Well, if the news station is really interested in helping the police identify and locate this group of men, perhaps they could have included a few adjectives. But even after reading the entire article and listening to the reporter’s description, you would have no idea what the group of people looked like unless you watched the video.


Another case involving even more suspects took place in a Kroger parking lot in Memphis, Tennessee, where a gang beat down a customer and kicked him until he was unconscious. The reporting in this case is remarkably similar.

Officers arrested and charged 10 teenagers and one adult as of Monday evening in the attack that happened in a Kroger parking lot…

Three people were injured Saturday night by a large group of teenagers who came from a nearby CiCi’s Pizza restaurant. Two Kroger employees, ages 17 and 18, were jumped while trying to stop the initial attack on a 25-year-old customer.

In the case of the Kroger attack, the community came forward despite the similar lack of adjectives demanding to know why this wasn’t being treated as a hate crime. (In case you hadn’t guessed, the customer was white and the large group of teenagers were black.) The police chief was forced to come out in a later presser to declare that they couldn’t treat it as a hate crime because the victims included “both white and African American victims.”

What they don’t mention is that the second and third victims – both store employees, one of whom is black – were only injured after they rushed outside to attempt to stop the beating. The statements also fail to note that the original, undedited video of the gang assault includes the voice of an observer laughing hysterically as she yells, “They got a white dude!” (The video follows. Viewers are warned that the content includes graphic violence which many will find disturbing.)
Action News 5 – Memphis, Tennessee

In all these instances we see a pattern which deserves an explanation from the nation’s media gatekeepers. If America’s reporters are so concerned about race relations in the country that such descriptions are included immediately when discussing a case where a white person is charged with injury to an African American, how is such discussion less valid when the roles are reversed? Violence takes place all the time, and the fact is that both attackers and victims cover the full spectrum of skin tones. If it’s an important question for us to ponder as a nation, are not all examples pertinent to the discussion? As much as some of these news outlets may hate to admit it, black people do, on occasion, commit acts of violence. And sometimes the victims of that violence are white.

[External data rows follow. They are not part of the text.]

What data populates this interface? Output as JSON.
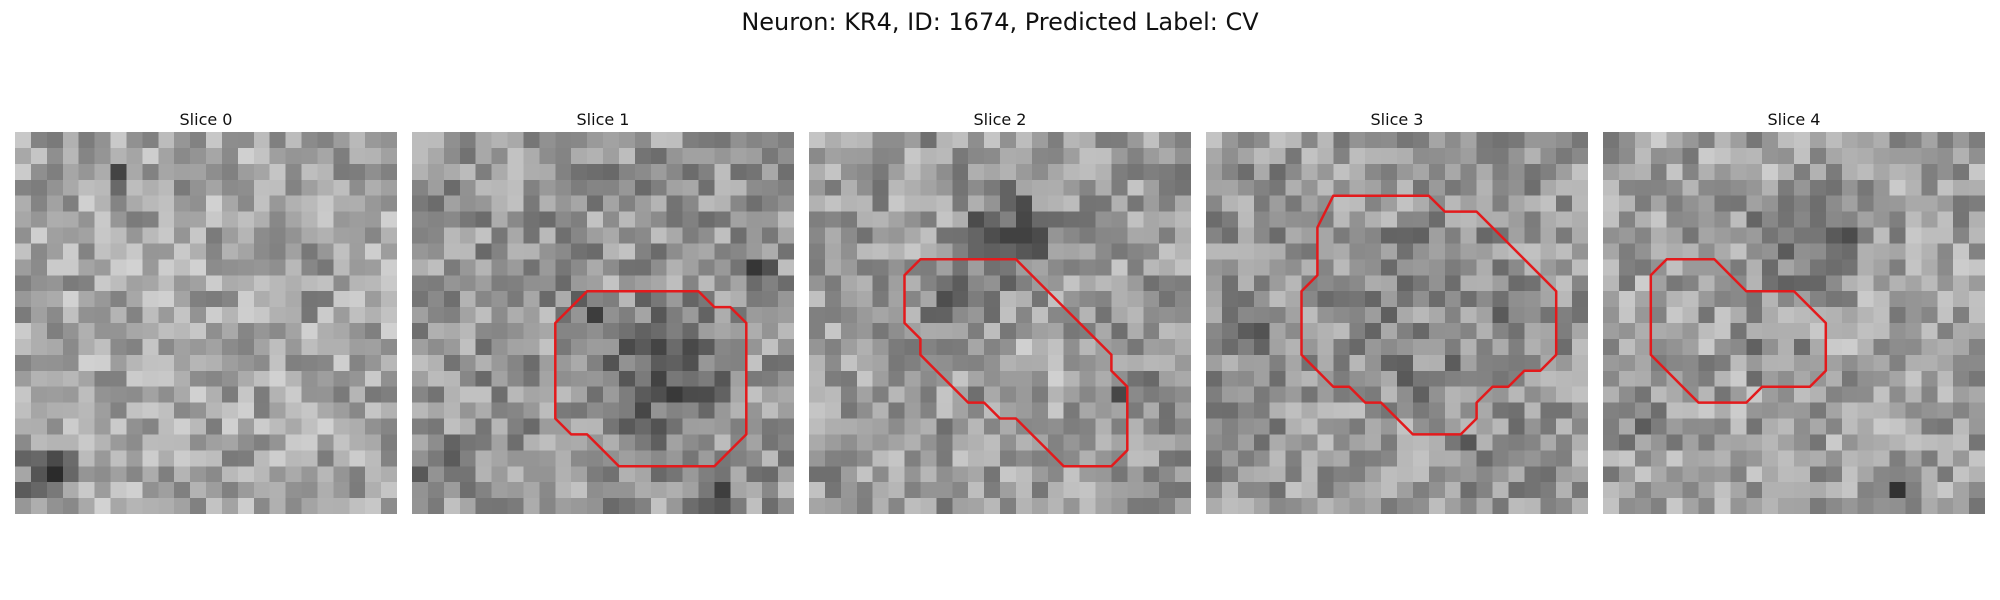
{
  "figure": {
    "title": "Neuron: KR4, ID: 1674, Predicted Label: CV"
  },
  "panels": [
    {
      "title": "Slice 0",
      "outline": []
    },
    {
      "title": "Slice 1",
      "outline": [
        [
          11,
          10
        ],
        [
          18,
          10
        ],
        [
          19,
          11
        ],
        [
          20,
          11
        ],
        [
          21,
          12
        ],
        [
          21,
          19
        ],
        [
          20,
          20
        ],
        [
          19,
          21
        ],
        [
          13,
          21
        ],
        [
          12,
          20
        ],
        [
          11,
          19
        ],
        [
          10,
          19
        ],
        [
          9,
          18
        ],
        [
          9,
          12
        ],
        [
          10,
          11
        ]
      ]
    },
    {
      "title": "Slice 2",
      "outline": [
        [
          7,
          8
        ],
        [
          13,
          8
        ],
        [
          14,
          9
        ],
        [
          15,
          10
        ],
        [
          16,
          11
        ],
        [
          17,
          12
        ],
        [
          18,
          13
        ],
        [
          19,
          14
        ],
        [
          19,
          15
        ],
        [
          20,
          16
        ],
        [
          20,
          20
        ],
        [
          19,
          21
        ],
        [
          16,
          21
        ],
        [
          15,
          20
        ],
        [
          14,
          19
        ],
        [
          13,
          18
        ],
        [
          12,
          18
        ],
        [
          11,
          17
        ],
        [
          10,
          17
        ],
        [
          9,
          16
        ],
        [
          8,
          15
        ],
        [
          7,
          14
        ],
        [
          7,
          13
        ],
        [
          6,
          12
        ],
        [
          6,
          9
        ]
      ]
    },
    {
      "title": "Slice 3",
      "outline": [
        [
          8,
          4
        ],
        [
          14,
          4
        ],
        [
          15,
          5
        ],
        [
          17,
          5
        ],
        [
          18,
          6
        ],
        [
          19,
          7
        ],
        [
          20,
          8
        ],
        [
          21,
          9
        ],
        [
          22,
          10
        ],
        [
          22,
          14
        ],
        [
          21,
          15
        ],
        [
          20,
          15
        ],
        [
          19,
          16
        ],
        [
          18,
          16
        ],
        [
          17,
          17
        ],
        [
          17,
          18
        ],
        [
          16,
          19
        ],
        [
          13,
          19
        ],
        [
          12,
          18
        ],
        [
          11,
          17
        ],
        [
          10,
          17
        ],
        [
          9,
          16
        ],
        [
          8,
          16
        ],
        [
          7,
          15
        ],
        [
          6,
          14
        ],
        [
          6,
          10
        ],
        [
          7,
          9
        ],
        [
          7,
          6
        ]
      ]
    },
    {
      "title": "Slice 4",
      "outline": [
        [
          4,
          8
        ],
        [
          7,
          8
        ],
        [
          8,
          9
        ],
        [
          9,
          10
        ],
        [
          12,
          10
        ],
        [
          13,
          11
        ],
        [
          14,
          12
        ],
        [
          14,
          15
        ],
        [
          13,
          16
        ],
        [
          10,
          16
        ],
        [
          9,
          17
        ],
        [
          6,
          17
        ],
        [
          5,
          16
        ],
        [
          4,
          15
        ],
        [
          3,
          14
        ],
        [
          3,
          9
        ]
      ]
    }
  ],
  "colors": {
    "outline": "#e31a1c"
  }
}
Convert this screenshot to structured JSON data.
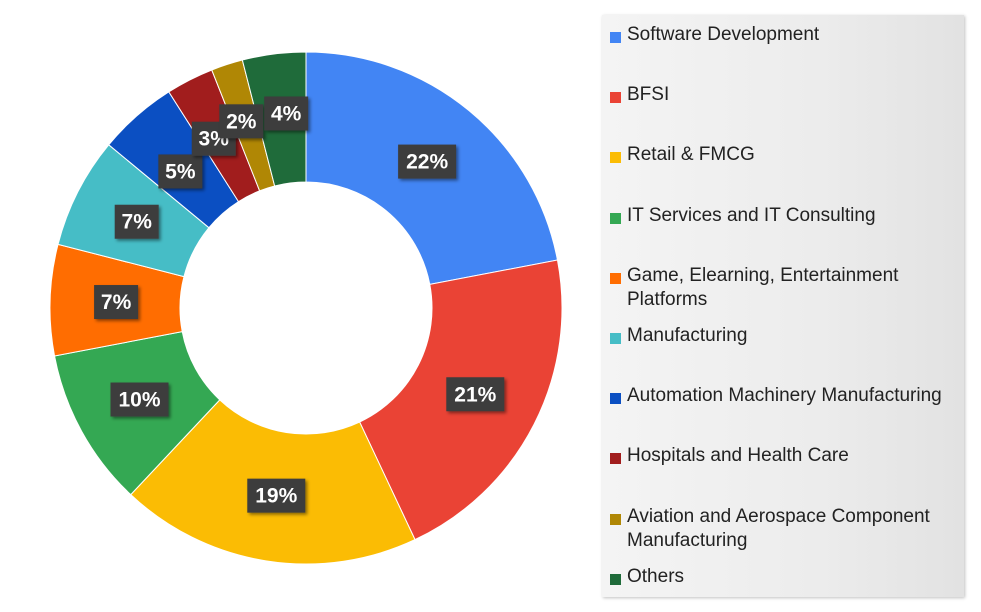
{
  "chart_data": {
    "type": "pie",
    "variant": "donut",
    "title": "",
    "legend_position": "right",
    "slices": [
      {
        "label": "Software Development",
        "value": 22,
        "display": "22%",
        "color": "#4285F4"
      },
      {
        "label": "BFSI",
        "value": 21,
        "display": "21%",
        "color": "#EA4335"
      },
      {
        "label": "Retail & FMCG",
        "value": 19,
        "display": "19%",
        "color": "#FBBC04"
      },
      {
        "label": "IT Services and IT Consulting",
        "value": 10,
        "display": "10%",
        "color": "#34A853"
      },
      {
        "label": "Game, Elearning, Entertainment Platforms",
        "value": 7,
        "display": "7%",
        "color": "#FF6D01"
      },
      {
        "label": "Manufacturing",
        "value": 7,
        "display": "7%",
        "color": "#46BDC6"
      },
      {
        "label": "Automation Machinery Manufacturing",
        "value": 5,
        "display": "5%",
        "color": "#0B4FC2"
      },
      {
        "label": "Hospitals and Health Care",
        "value": 3,
        "display": "3%",
        "color": "#A11D1D"
      },
      {
        "label": "Aviation and Aerospace Component Manufacturing",
        "value": 2,
        "display": "2%",
        "color": "#B08705"
      },
      {
        "label": "Others",
        "value": 4,
        "display": "4%",
        "color": "#1F6B3A"
      }
    ]
  }
}
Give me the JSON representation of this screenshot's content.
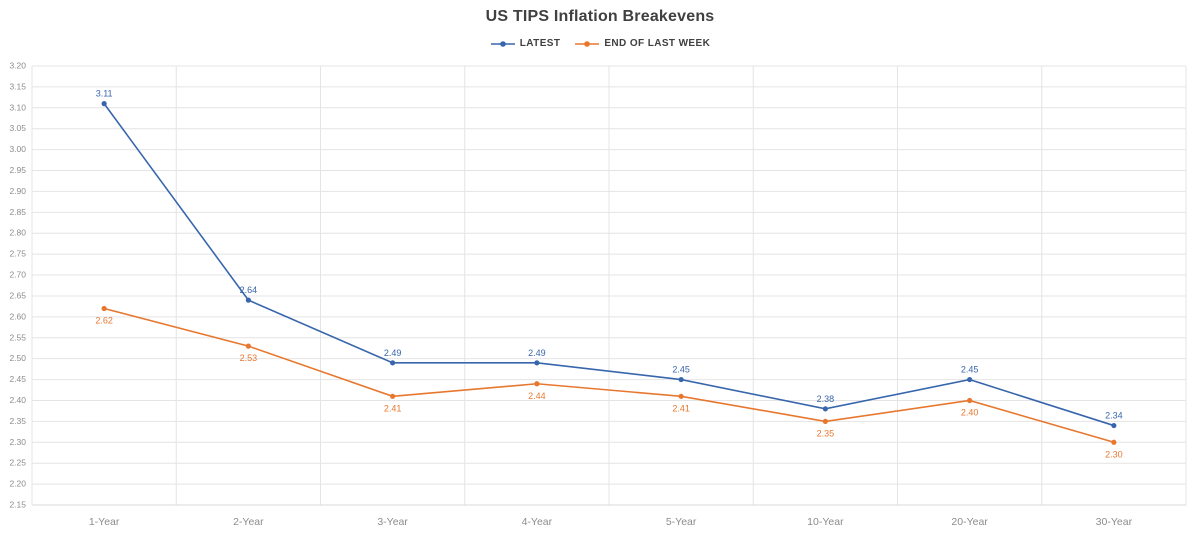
{
  "chart_data": {
    "type": "line",
    "title": "US TIPS Inflation Breakevens",
    "categories": [
      "1-Year",
      "2-Year",
      "3-Year",
      "4-Year",
      "5-Year",
      "10-Year",
      "20-Year",
      "30-Year"
    ],
    "series": [
      {
        "name": "LATEST",
        "color": "#3866ac",
        "values": [
          3.11,
          2.64,
          2.49,
          2.49,
          2.45,
          2.38,
          2.45,
          2.34
        ],
        "label_position": "above"
      },
      {
        "name": "END OF LAST WEEK",
        "color": "#e8772e",
        "values": [
          2.62,
          2.53,
          2.41,
          2.44,
          2.41,
          2.35,
          2.4,
          2.3
        ],
        "label_position": "below"
      }
    ],
    "xlabel": "",
    "ylabel": "",
    "ylim": [
      2.15,
      3.2
    ],
    "ytick_step": 0.05,
    "grid": true,
    "legend_position": "top",
    "colors": {
      "grid": "#e4e4e4",
      "axis_line": "#d9d9d9",
      "tick_label": "#8c8c8c",
      "title": "#404040",
      "legend_text": "#404040",
      "background": "#ffffff"
    }
  }
}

But somehow that’s not a story. When reporting those types of crimes, there is an embargo on The B Word. You never read a headline where “a black man” or ” a black cop” stands accused of this or that crime against “an unarmed white man” or “a young white woman.” I was reminded of this yet again watching all the coverage of the arrest in the disappearance of Heather Graham. Read this thirty paragraph story at HuffPo about the arrest of Jesse Leroy Matthew Jr., a suspect in the case. If you open that page and place your hand over the picture of Heather you would have no clue as to the races – or even general descriptions – of the persons involved.

Why? Of course, even posing the question immediately brands me as a hopeless, hateful racist in the minds of half the nation and the conversation immediately shuts down. But a responsible media, if they truly wanted to have a frank conversation about racial conflict in America, would be honest enough to tackle this issue.